British tech entrepreneur

Anisah Osman Britton (born 1993) is a British tech entrepreneur. She is one of the youngest people to be awarded a Member of the Order of the British Empire (MBE) in the 2023 New Year Honours. She received the honor for her contributions to Diversity in the Technology Sector.

In 2019, she was featured on the Forbes 30 under 30 list for her work as a social entrepreneur. In the same year, she was included in the Financial Times' list of '100 Bame leaders influencing the tech sector'.

== Early life ==
Osman Britton was born to a Punjabi Indian mother and a white English father in London in 1993. Her family moved to Spain when she was three, and then India when she was 11. She attended Bilborough Sixth Form College in Nottingham.

== Professional life ==
At 2012, at age 19, she founded her first company, Pockitmuni.

In 2016, at age 26, Anisah Osman Britton co-founded a coding school for women and minority genders called 23 Code Street. Profits from 23 Code Street are put towards teaching disadvantaged women from the slums in India how to code. Her work with 23 Code Street saw her nominated as a finalist for the 2017 Precious Awards.

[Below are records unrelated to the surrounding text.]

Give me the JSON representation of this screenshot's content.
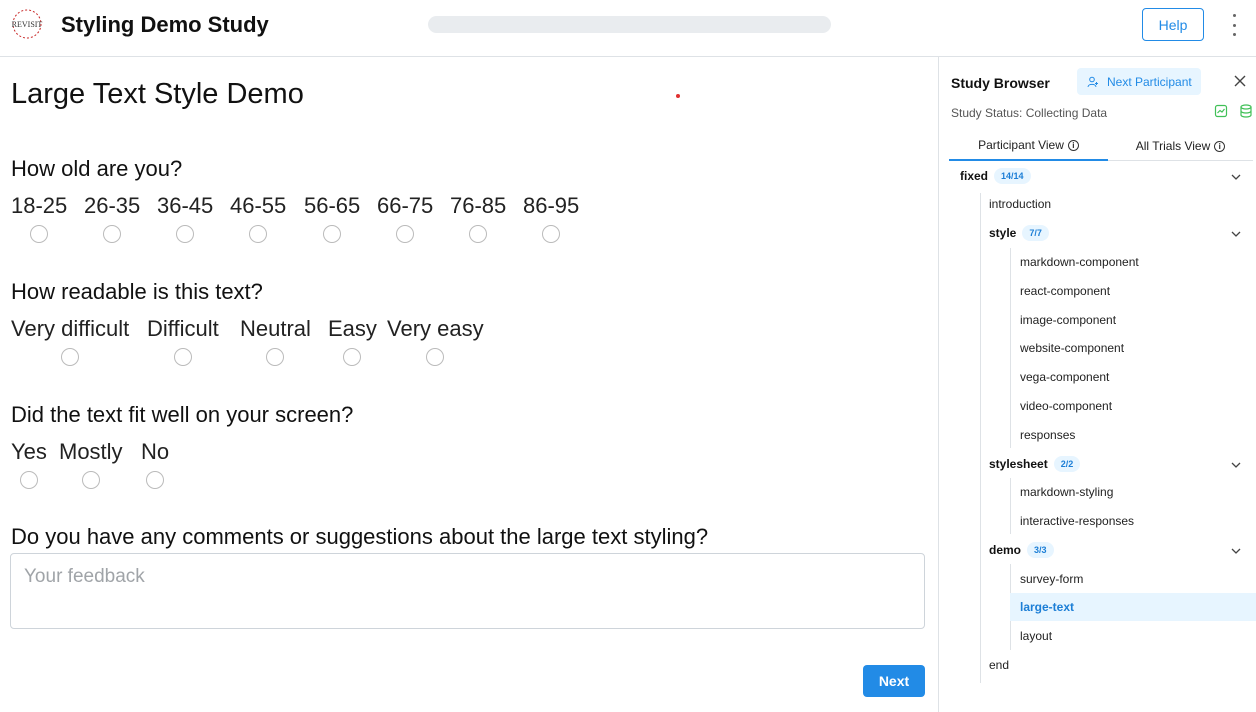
{
  "header": {
    "logo_text": "REVISIT",
    "app_title": "Styling Demo Study",
    "progress": 0.0,
    "help_label": "Help"
  },
  "main": {
    "page_title": "Large Text Style Demo",
    "q1": {
      "text": "How old are you?",
      "options": [
        "18-25",
        "26-35",
        "36-45",
        "46-55",
        "56-65",
        "66-75",
        "76-85",
        "86-95"
      ]
    },
    "q2": {
      "text": "How readable is this text?",
      "options": [
        "Very difficult",
        "Difficult",
        "Neutral",
        "Easy",
        "Very easy"
      ]
    },
    "q3": {
      "text": "Did the text fit well on your screen?",
      "options": [
        "Yes",
        "Mostly",
        "No"
      ]
    },
    "q4": {
      "text": "Do you have any comments or suggestions about the large text styling?",
      "placeholder": "Your feedback"
    },
    "next_label": "Next"
  },
  "sidebar": {
    "title": "Study Browser",
    "next_participant_label": "Next Participant",
    "status": "Study Status: Collecting Data",
    "tabs": [
      "Participant View",
      "All Trials View"
    ],
    "tree": {
      "fixed": {
        "label": "fixed",
        "badge": "14/14"
      },
      "introduction": "introduction",
      "style": {
        "label": "style",
        "badge": "7/7"
      },
      "style_items": [
        "markdown-component",
        "react-component",
        "image-component",
        "website-component",
        "vega-component",
        "video-component",
        "responses"
      ],
      "stylesheet": {
        "label": "stylesheet",
        "badge": "2/2"
      },
      "stylesheet_items": [
        "markdown-styling",
        "interactive-responses"
      ],
      "demo": {
        "label": "demo",
        "badge": "3/3"
      },
      "demo_items": [
        "survey-form",
        "large-text",
        "layout"
      ],
      "end": "end"
    }
  }
}
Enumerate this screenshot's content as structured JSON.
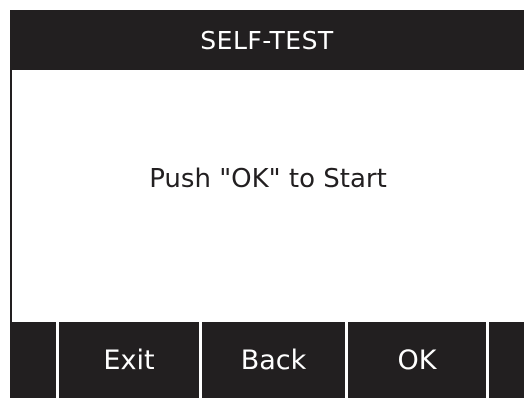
{
  "screen": {
    "title": "SELF-TEST",
    "message": "Push \"OK\" to Start"
  },
  "softkeys": [
    {
      "label": ""
    },
    {
      "label": "Exit"
    },
    {
      "label": "Back"
    },
    {
      "label": "OK"
    },
    {
      "label": ""
    }
  ],
  "colors": {
    "bar_background": "#221f20",
    "bar_text": "#ffffff",
    "content_background": "#ffffff",
    "content_text": "#221f20"
  }
}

In 2018, Osman Britton became one of the Directors of Backstage Capital, an accelerator and fund that backs underrepresented founders. In December 2020 to November 2023, was one of the trustees of Social Tech Trust.

She is the co-author of a newsletter called 'Startup Life', published in Sifted, in which she writes about what it takes to build a business. She is also the author of Brown Bodies, a platform which explores love and sex in the South Asian disapora.